我打算通过 运行 循环并提取锚标记,然后处理每个锚标记,在空格处拆分并保持以 href=
开头的分解数组值,title=
等等等等
但现在我的问题是:
如何使用 Preg_split 正则表达式拆分字符串以获取 <a>
标记的内容?
如果我这样做
$value = preg_split("/<a[^>]+>/", $value);
则值returns锚标签外部的内容,而不是锚标签内部。
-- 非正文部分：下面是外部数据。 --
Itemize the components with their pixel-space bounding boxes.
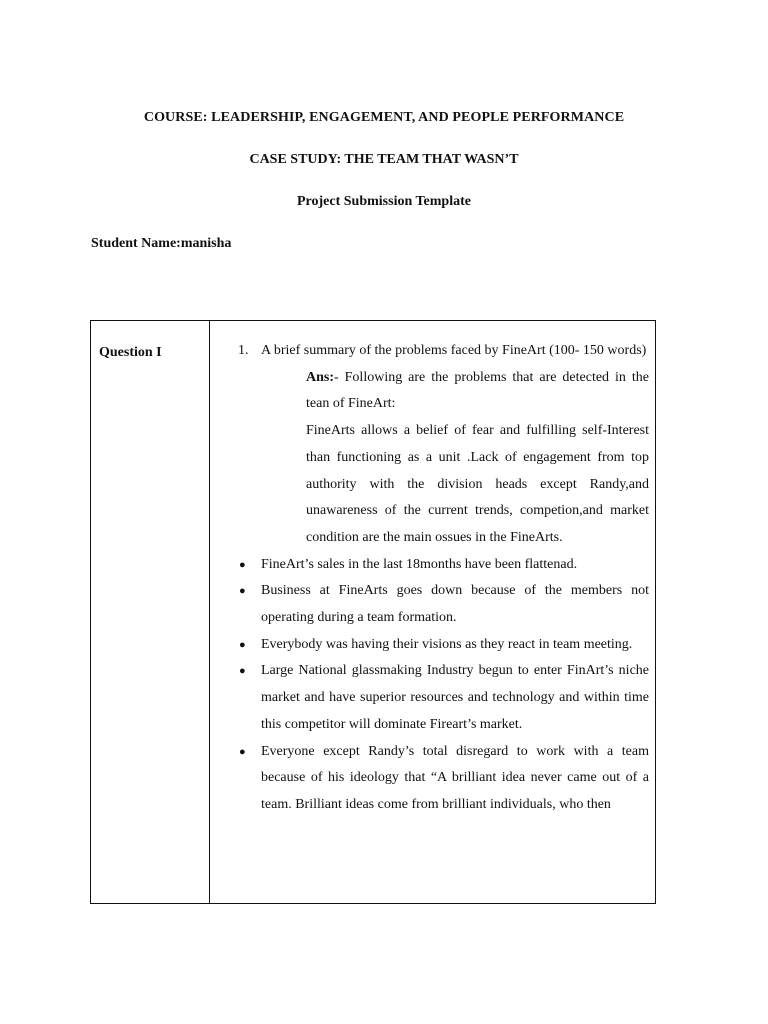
bullet-text: Everybody was having their visions as they react in team meeting. [261, 636, 633, 652]
bullet-icon: ● [239, 745, 246, 758]
question-item [209, 338, 656, 365]
list-item [209, 739, 656, 819]
list-item [209, 578, 656, 631]
question-label: Question I [99, 345, 162, 360]
answer-cell [209, 338, 656, 819]
list-item [209, 632, 656, 659]
course-title: COURSE: LEADERSHIP, ENGAGEMENT, AND PEOPLE PERFORMANCE [143, 110, 625, 125]
bullet-text: Large National glassmaking Industry begun to enter FinArt’s niche market and have superior resources and technology and within time this competitor will dominate Fireart’s market. [261, 663, 649, 732]
student-name-line [91, 236, 231, 252]
bullet-icon: ● [239, 638, 246, 651]
bullet-icon: ● [239, 665, 246, 678]
answer-intro [209, 365, 656, 418]
question-text: A brief summary of the problems faced by FineArt (100- 150 words) [261, 343, 647, 358]
list-item [209, 658, 656, 738]
case-study-title: CASE STUDY: THE TEAM THAT WASN’T [249, 152, 519, 167]
student-name-label: Student Name: [91, 236, 181, 251]
bullet-text: FineArt’s sales in the last 18months have been flattenad. [261, 556, 578, 572]
bullet-text: Everyone except Randy’s total disregard to work with a team because of his ideology that “A brilliant idea never came out of a team. Brilliant ideas come from brilliant individuals, who then [261, 743, 649, 812]
item-number: 1. [238, 343, 249, 358]
template-title: Project Submission Template [297, 194, 471, 209]
answer-intro-text: - Following are the problems that are detected in the tean of FineArt: [306, 369, 649, 412]
bullet-icon: ● [239, 585, 246, 598]
student-name-value: manisha [180, 236, 232, 251]
submission-table [90, 320, 656, 904]
list-item [209, 552, 656, 579]
bullet-text: Business at FineArts goes down because of the members not operating during a team formation. [261, 583, 649, 626]
bullet-icon: ● [239, 558, 246, 571]
answer-body: FineArts allows a belief of fear and fulfilling self-Interest than functioning as a unit .Lack of engagement from top authority with the division heads except Randy,and unawareness of the current trends, competion,and market condition are the main ossues in the FineArts. [306, 423, 649, 545]
answer-prefix: Ans: [306, 369, 335, 385]
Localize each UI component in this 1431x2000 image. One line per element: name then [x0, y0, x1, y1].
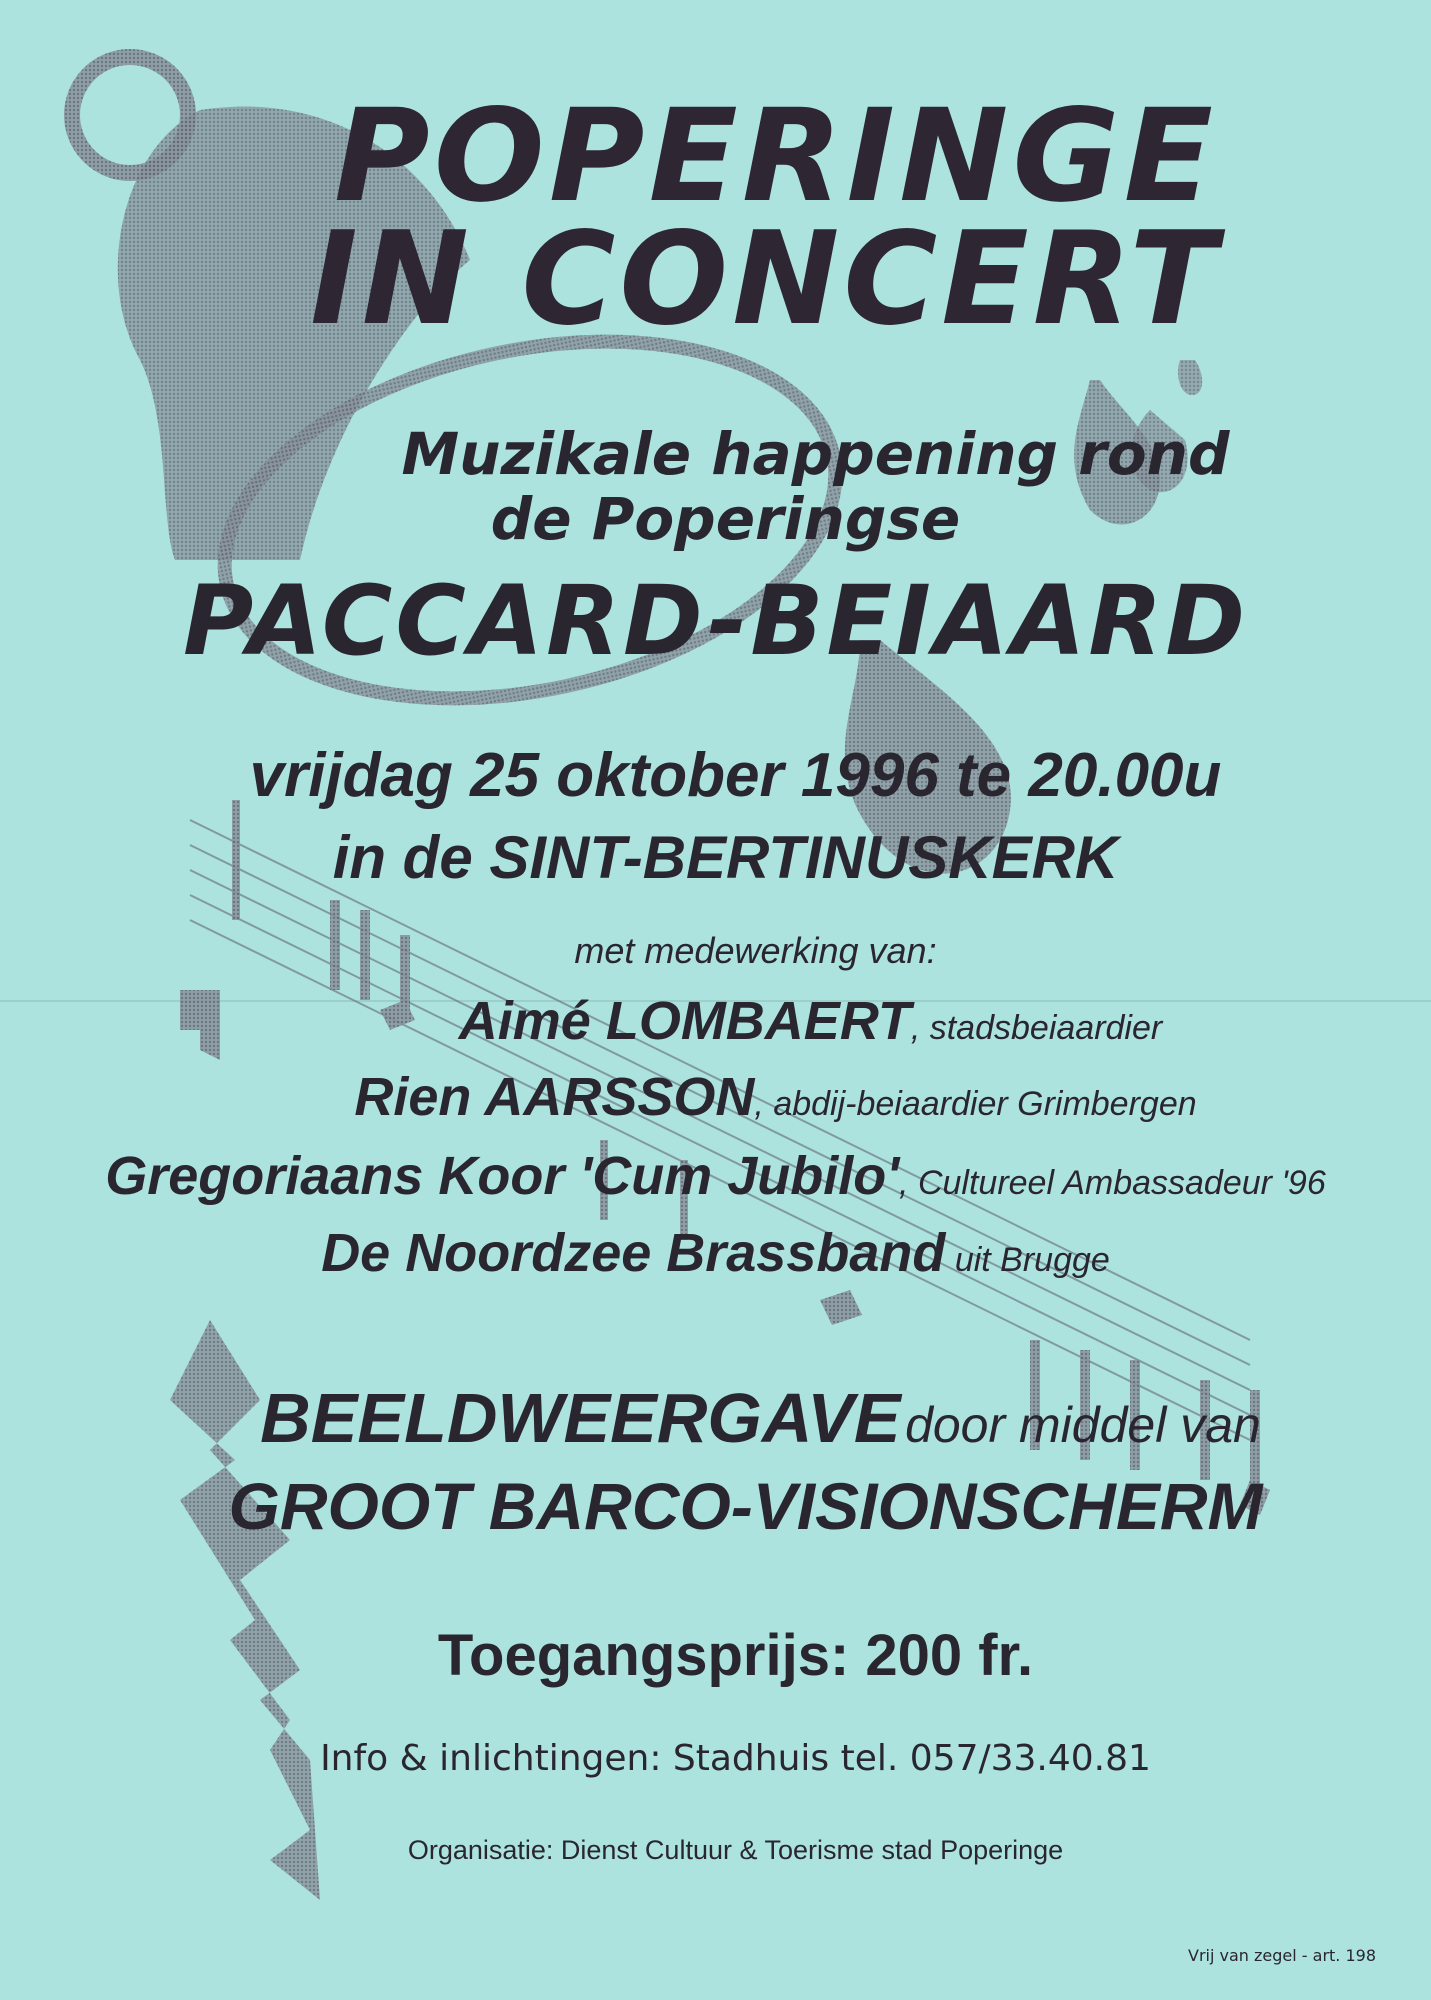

我不知道锚标签里面是什么,所以只能根据 <a
.......>
我想从一个字符串中创建一个锚标记数组,这样:
<h2>Headlines</h2>
<a href="index.php?id=11">Charter Returned to Dunwich in 1939</a>
<a href="index.php?id=10">Thomas Gardner Visits Dunwich</a>
<a href="index.php?id=9">Treasure Chest Purchases</a>
<a href="index.php?id=8">Dunwich Charter 1215</a>
<a href="index.php?id=7">Why did Dunwich have a Charter?</a>
</div>
可以给我:
$array[0] = 'a href="index.php?id=11"';
$array[1] = 'a href="index.php?id=10"';
$array[2] = 'a href="index.php?id=9"';
$array[3] = 'a href="index.php?id=8"';
$array[4] = 'a href="index.php?id=7"';
仅使用 preg_match_all
:
$re = "/<a[^>]+>/";
$str = "<h2>Headlines</h2>\n<a href=\"index.php?id=11\">Charter Returned to Dunwich in 1939</a> \n<a href=\"index.php?id=10\">Thomas Gardner Visits Dunwich</a> \n<a href=\"index.php?id=9\">Treasure Chest Purchases</a> \n<a href=\"index.php?id=8\">Dunwich Charter 1215</a> \n<a href=\"index.php?id=7\">Why did Dunwich have a Charter?</a> \n</div> ";
preg_match_all($re, $str, $matches);
$matches
将包含:
a href="index.php?id=11"
a href="index.php?id=10"
a href="index.php?id=9"
a href="index.php?id=8"
a href="index.php?id=7"
看看demo program。